[MUD-Dev2] [DESIGN] Psychology of skill in MMORPG's

Michael Chui saraid at u.washington.edu
Mon Jul 2 11:27:40 CEST 2007


On 6/29/07, Aurel Mihai <aurel.gets.mail at gmail.com> wrote:
>
> Besides that mundane feeling of being a hero among superheroes, MMOs do
> suffer from the problem/feature of dice-based combat rather than
> skills-based combat. FPSs generally let you hit what you're aiming at
> unless there's a good reason for you to miss (you're using an MP40 at
> 100+ yards or you're aiming a bazooka at somebody's feet from half a
> mile away and expecting it to go in a straight line). In an RPG you
> generally aim, fire, and pray. Sure, it's frustrating to miss 10 times
> in a row when your crosshairs are right on your enemy. In a paper and
> pencil game where dice-based combat originated, your GM could explain
> that your enemy is running in circles around you while laughing at your
> feeble attempts to hit him, but MMOs don't show this and it ends up in a
> ridiculous situation where two players can stand in front of one another
> shooting a stream of bullets/bolts/arrows/death rays and continuously
> missing.
>

Oddly enough, these problems don't crop up as much in the text-based games
I've experienced.
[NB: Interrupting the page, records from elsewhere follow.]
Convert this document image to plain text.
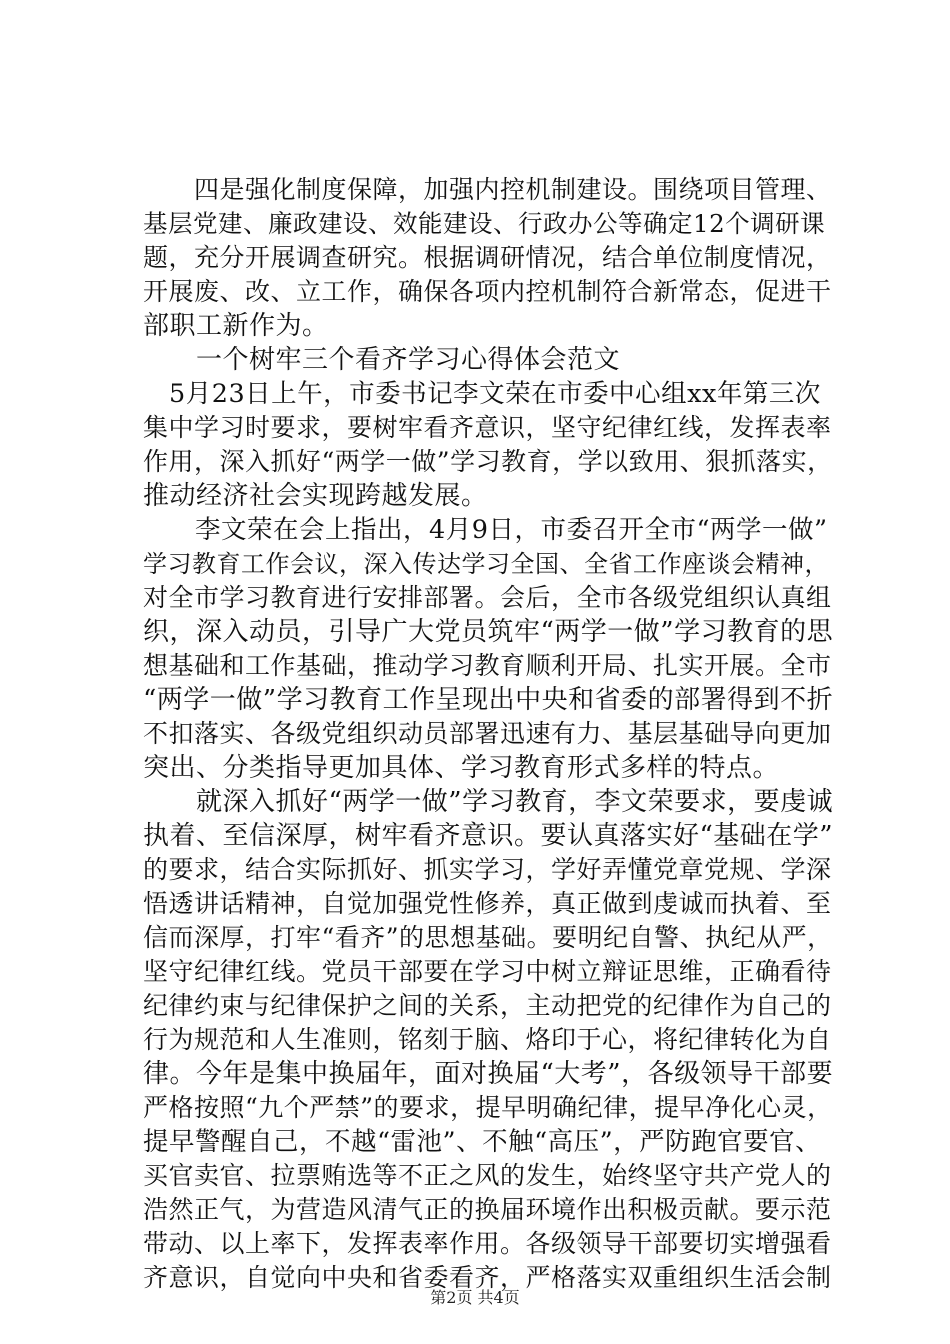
　　四是强化制度保障，加强内控机制建设。围绕项目管理、
基层党建、廉政建设、效能建设、行政办公等确定12个调研课
题，充分开展调查研究。根据调研情况，结合单位制度情况，
开展废、改、立工作，确保各项内控机制符合新常态，促进干
部职工新作为。
　　一个树牢三个看齐学习心得体会范文
　5月23日上午，市委书记李文荣在市委中心组xx年第三次
集中学习时要求，要树牢看齐意识，坚守纪律红线，发挥表率
作用，深入抓好“两学一做”学习教育，学以致用、狠抓落实，
推动经济社会实现跨越发展。
　　李文荣在会上指出，4月9日，市委召开全市“两学一做”
学习教育工作会议，深入传达学习全国、全省工作座谈会精神，
对全市学习教育进行安排部署。会后，全市各级党组织认真组
织，深入动员，引导广大党员筑牢“两学一做”学习教育的思
想基础和工作基础，推动学习教育顺利开局、扎实开展。全市
“两学一做”学习教育工作呈现出中央和省委的部署得到不折
不扣落实、各级党组织动员部署迅速有力、基层基础导向更加
突出、分类指导更加具体、学习教育形式多样的特点。
　　就深入抓好“两学一做”学习教育，李文荣要求，要虔诚
执着、至信深厚，树牢看齐意识。要认真落实好“基础在学”
的要求，结合实际抓好、抓实学习，学好弄懂党章党规、学深
悟透讲话精神，自觉加强党性修养，真正做到虔诚而执着、至
信而深厚，打牢“看齐”的思想基础。要明纪自警、执纪从严，
坚守纪律红线。党员干部要在学习中树立辩证思维，正确看待
纪律约束与纪律保护之间的关系，主动把党的纪律作为自己的
行为规范和人生准则，铭刻于脑、烙印于心，将纪律转化为自
律。今年是集中换届年，面对换届“大考”，各级领导干部要
严格按照“九个严禁”的要求，提早明确纪律，提早净化心灵，
提早警醒自己，不越“雷池”、不触“高压”，严防跑官要官、
买官卖官、拉票贿选等不正之风的发生，始终坚守共产党人的
浩然正气，为营造风清气正的换届环境作出积极贡献。要示范
带动、以上率下，发挥表率作用。各级领导干部要切实增强看
齐意识，自觉向中央和省委看齐，严格落实双重组织生活会制
第2页 共4页
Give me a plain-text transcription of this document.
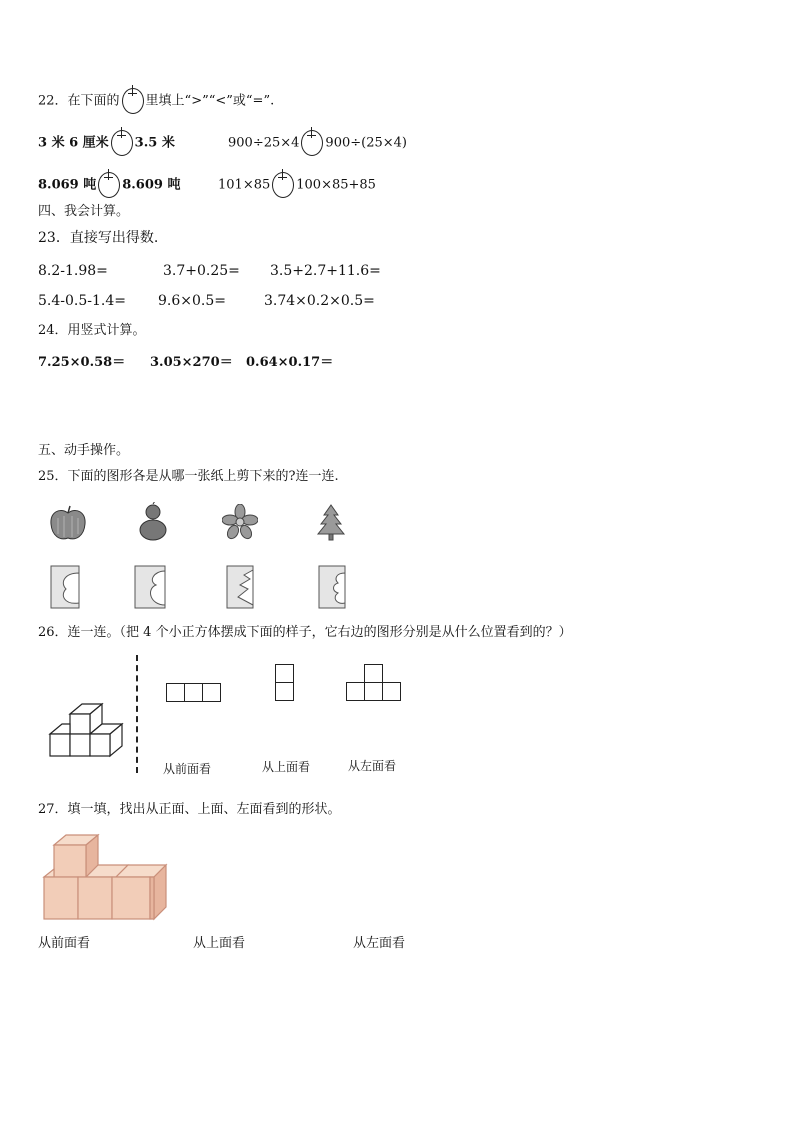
22．在下面的 里填上“>”“<”或“=”.
3 米 6 厘米 3.5 米	900÷25×4 900÷(25×4)
8.069 吨 8.609 吨	101×85 100×85+85
四、我会计算。
23．直接写出得数.
8.2-1.98=	3.7+0.25= 3.5+2.7+11.6=
5.4-0.5-1.4= 9.6×0.5=	3.74×0.2×0.5=
24．用竖式计算。
7.25×0.58＝ 3.05×270＝ 0.64×0.17＝
五、动手操作。
25．下面的图形各是从哪一张纸上剪下来的?连一连.
26．连一连。（把 4 个小正方体摆成下面的样子，它右边的图形分别是从什么位置看到的？）
从前面看	从上面看	从左面看
27．填一填，找出从正面、上面、左面看到的形状。
从前面看	从上面看	从左面看
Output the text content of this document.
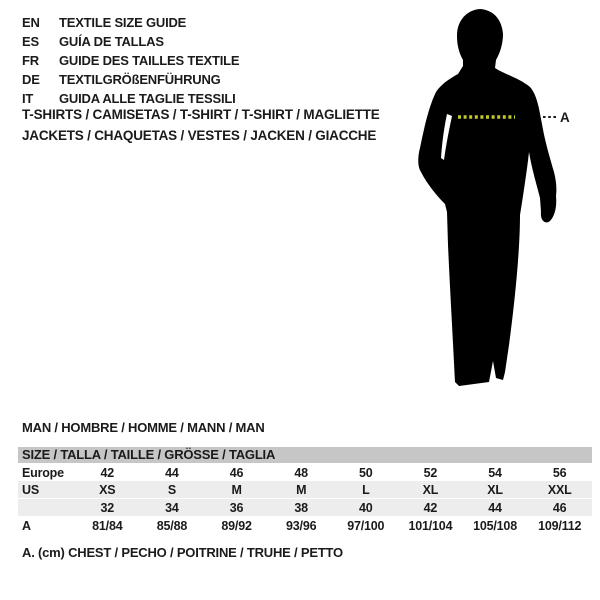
EN	TEXTILE SIZE GUIDE
ES	GUÍA DE TALLAS
FR	GUIDE DES TAILLES TEXTILE
DE	TEXTILGRÖßENFÜHRUNG
IT	GUIDA ALLE TAGLIE TESSILI
T-SHIRTS / CAMISETAS / T-SHIRT / T-SHIRT / MAGLIETTE
JACKETS / CHAQUETAS / VESTES / JACKEN / GIACCHE
A
MAN / HOMBRE / HOMME / MANN / MAN
SIZE / TALLA / TAILLE / GRÖSSE / TAGLIA
Europe	42	44	46	48	50	52	54	56
US	XS	S	M	M	L	XL	XL	XXL
	32	34	36	38	40	42	44	46
A	81/84	85/88	89/92	93/96	97/100	101/104	105/108	109/112
A. (cm) CHEST / PECHO / POITRINE / TRUHE / PETTO
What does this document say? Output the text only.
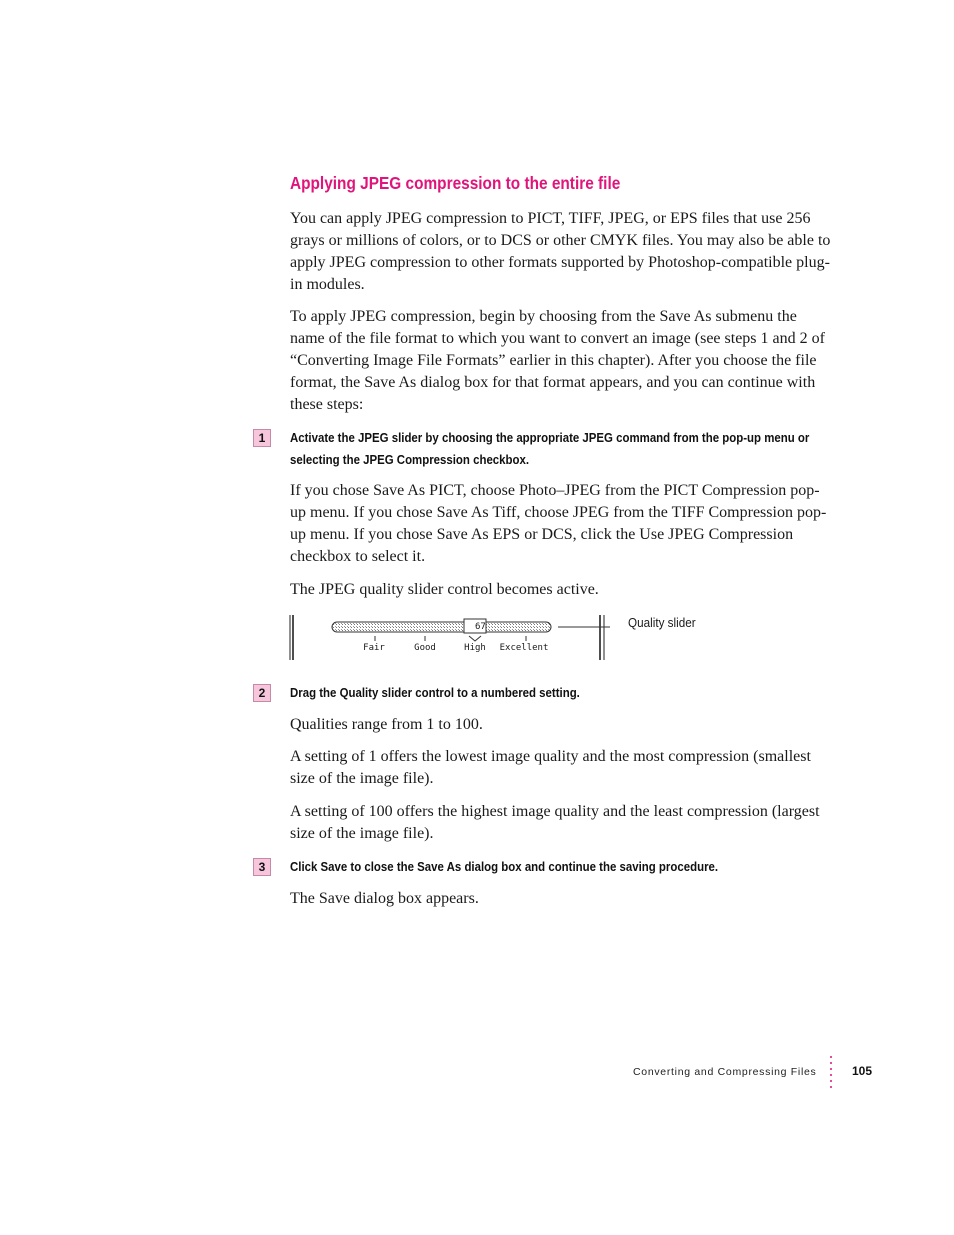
Applying JPEG compression to the entire file

You can apply JPEG compression to PICT, TIFF, JPEG, or EPS files that use 256 grays or millions of colors, or to DCS or other CMYK files. You may also be able to apply JPEG compression to other formats supported by Photoshop-compatible plug-in modules.

To apply JPEG compression, begin by choosing from the Save As submenu the name of the file format to which you want to convert an image (see steps 1 and 2 of “Converting Image File Formats” earlier in this chapter). After you choose the file format, the Save As dialog box for that format appears, and you can continue with these steps:

1	Activate the JPEG slider by choosing the appropriate JPEG command from the pop-up menu or selecting the JPEG Compression checkbox.

If you chose Save As PICT, choose Photo–JPEG from the PICT Compression pop-up menu. If you chose Save As Tiff, choose JPEG from the TIFF Compression pop-up menu. If you chose Save As EPS or DCS, click the Use JPEG Compression checkbox to select it.

The JPEG quality slider control becomes active.

67
Fair	Good	High Excellent
Quality slider
2	Drag the Quality slider control to a numbered setting.

Qualities range from 1 to 100.

A setting of 1 offers the lowest image quality and the most compression (smallest size of the image file).

A setting of 100 offers the highest image quality and the least compression (largest size of the image file).

3	Click Save to close the Save As dialog box and continue the saving procedure.

The Save dialog box appears.

Converting and Compressing Files	105
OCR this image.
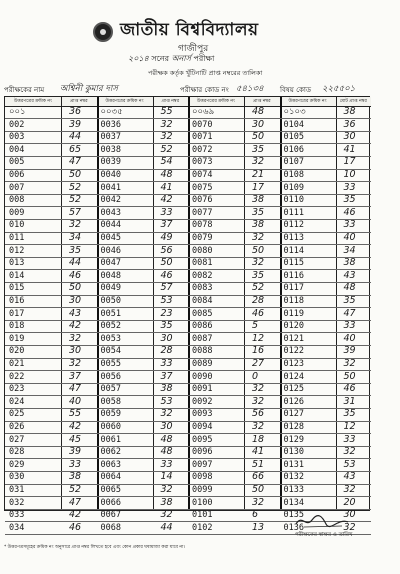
জাতীয় বিশ্ববিদ্যালয়
গাজীপুর
২০১৪ সনের অনার্স পরীক্ষা
পরীক্ষক কর্তৃক খুঁটিনাটি প্রাপ্ত নম্বরের তালিকা
পরীক্ষকের নাম অশ্বিনী কুমার দাস	পরীক্ষার কোড নং ৫৪১৩৪ বিষয় কোড ২২৫৫০১
উত্তরপত্রের ক্রমিক নং	প্রাপ্ত নম্বর
০০১	36
002	39
003	44
004	65
005	47
006	50
007	52
008	52
009	57
010	32
011	34
012	35
013	44
014	46
015	50
016	30
017	43
018	42
019	32
020	30
021	32
022	37
023	47
024	40
025	55
026	42
027	45
028	39
029	33
030	38
031	52
032	47
033	42
034	46
উত্তরপত্রের ক্রমিক নং	প্রাপ্ত নম্বর
০০৩৫	55
0036	32
0037	32
0038	52
0039	54
0040	48
0041	41
0042	42
0043	33
0044	37
0045	49
0046	56
0047	50
0048	46
0049	57
0050	53
0051	23
0052	35
0053	30
0054	28
0055	33
0056	37
0057	38
0058	53
0059	32
0060	30
0061	48
0062	48
0063	33
0064	14
0065	32
0066	38
0067	32
0068	44
উত্তরপত্রের ক্রমিক নং	প্রাপ্ত নম্বর
০০৬৯	48
0070	30
0071	50
0072	35
0073	32
0074	21
0075	17
0076	38
0077	35
0078	38
0079	32
0080	50
0081	32
0082	35
0083	52
0084	28
0085	46
0086	5
0087	12
0088	16
0089	27
0090	0
0091	32
0092	32
0093	56
0094	32
0095	18
0096	41
0097	51
0098	66
0099	50
0100	32
0101	6
0102	13
উত্তরপত্রের ক্রমিক নং	মোট প্রাপ্ত নম্বর
০১০৩	38
0104	36
0105	30
0106	41
0107	17
0108	10
0109	33
0110	35
0111	46
0112	33
0113	40
0114	34
0115	38
0116	43
0117	48
0118	35
0119	47
0120	33
0121	40
0122	39
0123	32
0124	50
0125	46
0126	31
0127	35
0128	12
0129	33
0130	32
0131	53
0132	43
0133	32
0134	20
0135	30
0136	32
পরীক্ষকের স্বাক্ষর ও তারিখ
* উত্তরপত্রসমূহের ক্রমিক নং অনুসারে প্রাপ্ত নম্বর লিখতে হবে এবং কোন প্রকার ঘষামাজা করা যাবে না।
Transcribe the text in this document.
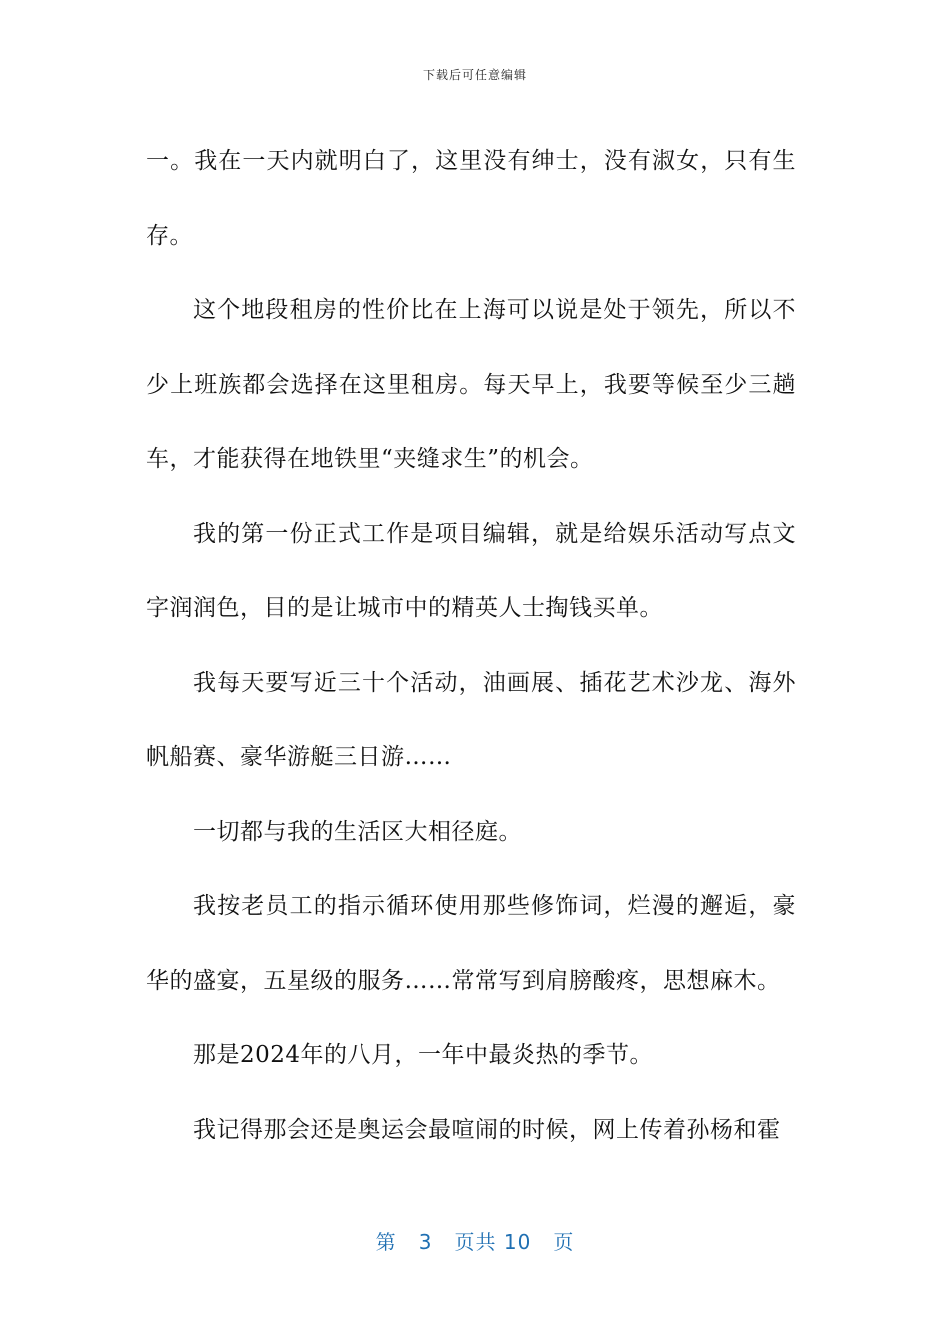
下载后可任意编辑

一。我在一天内就明白了，这里没有绅士，没有淑女，只有生存。

这个地段租房的性价比在上海可以说是处于领先，所以不少上班族都会选择在这里租房。每天早上，我要等候至少三趟车，才能获得在地铁里“夹缝求生”的机会。

我的第一份正式工作是项目编辑，就是给娱乐活动写点文字润润色，目的是让城市中的精英人士掏钱买单。

我每天要写近三十个活动，油画展、插花艺术沙龙、海外帆船赛、豪华游艇三日游……

一切都与我的生活区大相径庭。

我按老员工的指示循环使用那些修饰词，烂漫的邂逅，豪华的盛宴，五星级的服务……常常写到肩膀酸疼，思想麻木。

那是2024年的八月，一年中最炎热的季节。

我记得那会还是奥运会最喧闹的时候，网上传着孙杨和霍

第 3 页共 10 页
In IRE-produced games, for instance, as well as
Dragonrealms, which I play, and God Wars 2, people will often attribute a
defeat to the other person having a "better system". A system consists,
generally speaking, of a collection of scripts, macros, and key-mappings
that make your actual play very rapid and (thus) the text-based equivalent
of an FPS, though character skill is still involved. People appear to be far
more willing to change their own playstyle in order to get better.

So, I'd simply point out that FPSs and MMORPGs are on a continuum, somewhere
in the middle of which are many text-based MUDs.